The research team at TDS explains that with the risk of a US government shutdown remaining elevated in the near-term, they see several implications for markets and lists down few of them.

Key Quotes

Flight to quality: The 2013 government shutdown lasted for 16 days. Equity markets did not decline substantially ahead of the shutdown and actually rallied during the shutdown period. Fed pricing was nevertheless pushed out, with the market’s expectations for the first rate hike delayed by 6 months in the month prior to the passage of a CR. However, this may have been a function of the proximity of the shutdown to the taper tantrum, where markets had sharply pulled forward hike expectations. We expect the long end to bear the brunt of the yield decline in the event of a shutdown, as a government shutdown tends to have less impact on the economy and hence Fed policy.”

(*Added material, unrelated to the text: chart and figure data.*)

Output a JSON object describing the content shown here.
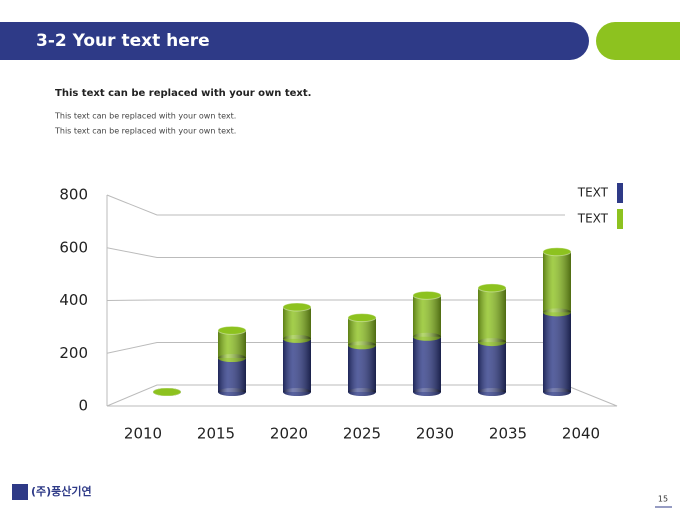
{
  "header": {
    "title": "3-2 Your text here"
  },
  "body": {
    "heading": "This text can be replaced with your own text.",
    "lines": [
      "This text can be replaced with your own text.",
      "This text can be replaced with your own text."
    ]
  },
  "chart_data": {
    "type": "bar3d",
    "stacked": true,
    "categories": [
      "2010",
      "2015",
      "2020",
      "2025",
      "2030",
      "2035",
      "2040"
    ],
    "series": [
      {
        "name": "TEXT",
        "color": "#2e3a87",
        "values": [
          0,
          160,
          250,
          220,
          260,
          235,
          375
        ]
      },
      {
        "name": "TEXT",
        "color": "#8dc21f",
        "values": [
          0,
          130,
          150,
          130,
          195,
          255,
          285
        ]
      }
    ],
    "ylim": [
      0,
      800
    ],
    "yticks": [
      0,
      200,
      400,
      600,
      800
    ],
    "grid": true,
    "legend": "top-right"
  },
  "footer": {
    "logo": "(주)풍산기연",
    "page": "15"
  }
}
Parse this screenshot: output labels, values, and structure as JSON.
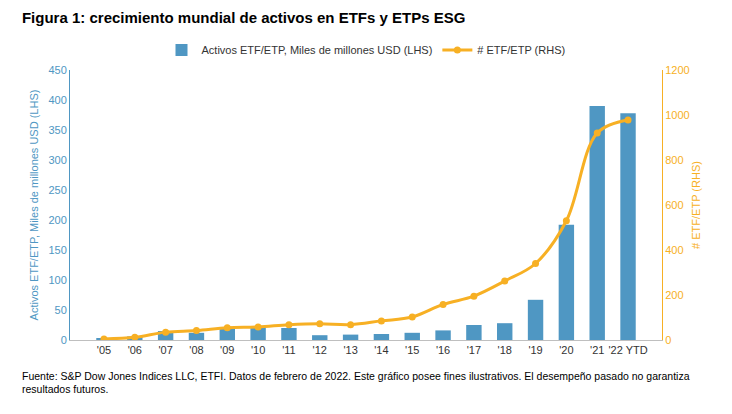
{
  "chart_data": {
    "type": "bar",
    "title": "Figura 1: crecimiento mundial de activos en ETFs y ETPs ESG",
    "categories": [
      "'05",
      "'06",
      "'07",
      "'08",
      "'09",
      "'10",
      "'11",
      "'12",
      "'13",
      "'14",
      "'15",
      "'16",
      "'17",
      "'18",
      "'19",
      "'20",
      "'21",
      "'22 YTD"
    ],
    "series": [
      {
        "name": "Activos ETF/ETP, Miles de millones USD (LHS)",
        "type": "bar",
        "color": "#4f97c3",
        "values": [
          2,
          6,
          15,
          12,
          20,
          22,
          20,
          8,
          9,
          10,
          12,
          16,
          25,
          28,
          67,
          192,
          390,
          378
        ]
      },
      {
        "name": "# ETF/ETP (RHS)",
        "type": "line",
        "axis": "y2",
        "color": "#f7b024",
        "marker": "circle",
        "line_style": "smooth",
        "values": [
          5,
          12,
          35,
          42,
          55,
          58,
          68,
          72,
          68,
          85,
          102,
          158,
          195,
          262,
          340,
          530,
          920,
          978
        ]
      }
    ],
    "y_label": "Activos ETF/ETP, Miles de millones USD (LHS)",
    "y2_label": "# ETF/ETP (RHS)",
    "ylim": [
      0,
      450
    ],
    "yticks": [
      0,
      50,
      100,
      150,
      200,
      250,
      300,
      350,
      400,
      450
    ],
    "y2lim": [
      0,
      1200
    ],
    "y2ticks": [
      0,
      200,
      400,
      600,
      800,
      1000,
      1200
    ],
    "grid": false,
    "legend": "top",
    "footnote": "Fuente: S&P Dow Jones Indices LLC, ETFI. Datos de febrero de 2022. Este gráfico posee fines ilustrativos. El desempeño pasado no garantiza resultados futuros."
  }
}
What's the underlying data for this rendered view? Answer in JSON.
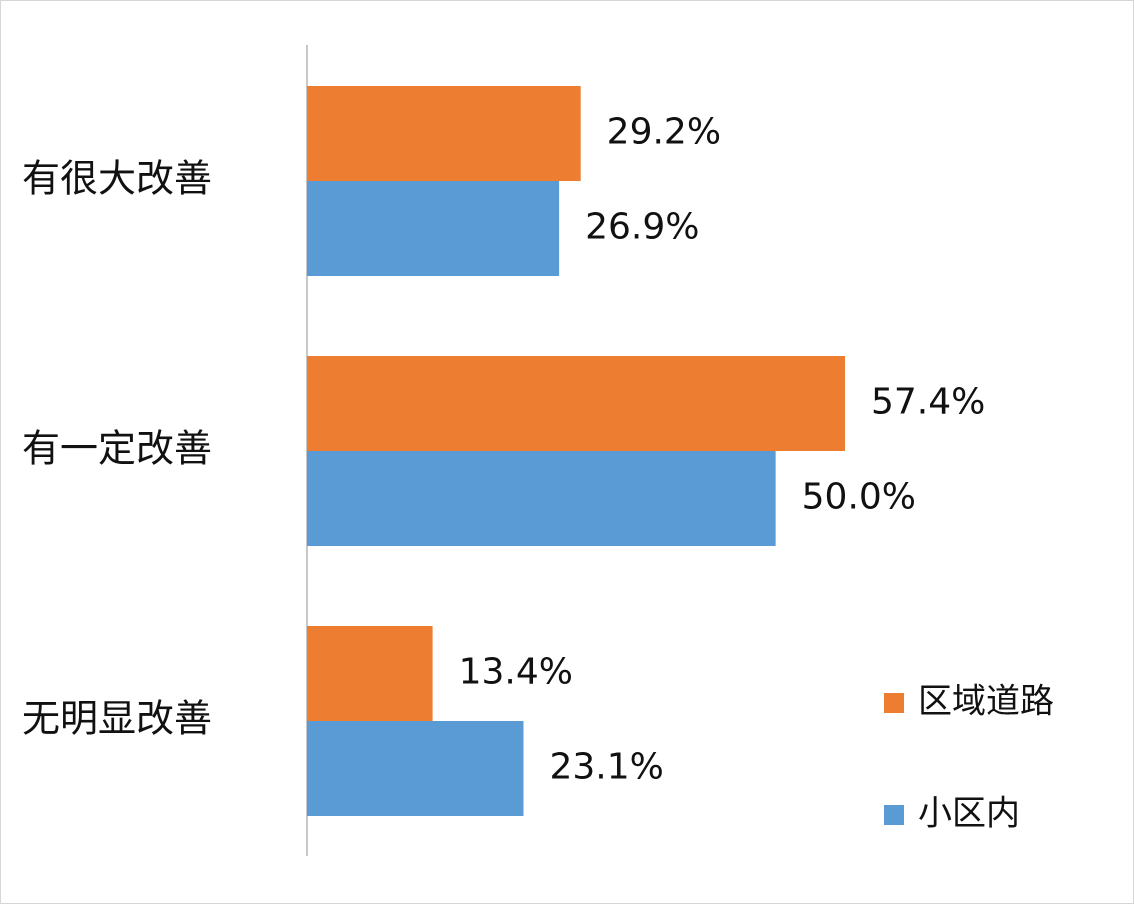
{
  "chart_data": {
    "type": "bar",
    "orientation": "horizontal",
    "categories": [
      "有很大改善",
      "有一定改善",
      "无明显改善"
    ],
    "series": [
      {
        "name": "区域道路",
        "color": "#ED7D31",
        "values": [
          29.2,
          57.4,
          13.4
        ],
        "value_labels": [
          "29.2%",
          "57.4%",
          "13.4%"
        ]
      },
      {
        "name": "小区内",
        "color": "#5B9BD5",
        "values": [
          26.9,
          50.0,
          23.1
        ],
        "value_labels": [
          "26.9%",
          "50.0%",
          "23.1%"
        ]
      }
    ]
  }
}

Lower likelihood of tax reform: While the 2013 episode did not significantly dent risk assets, a government shutdown this time around could be more impactful. A shutdown would serve to remind markets of the level of contention on Capitol Hill and highlight the lack of unity within the Republican Party. We suspect that a government shutdown could prove more negative for risk assets than the 2013 episode suggests, with markets likely further lowering the odds of tax reform being completed in 2017. While we expect a positive economic backdrop and ongoing Fed rate hikes to keep yields buoyed, a delay in the timing or decrease in the scope of tax reform could push Treasury yields lower in the near-term.”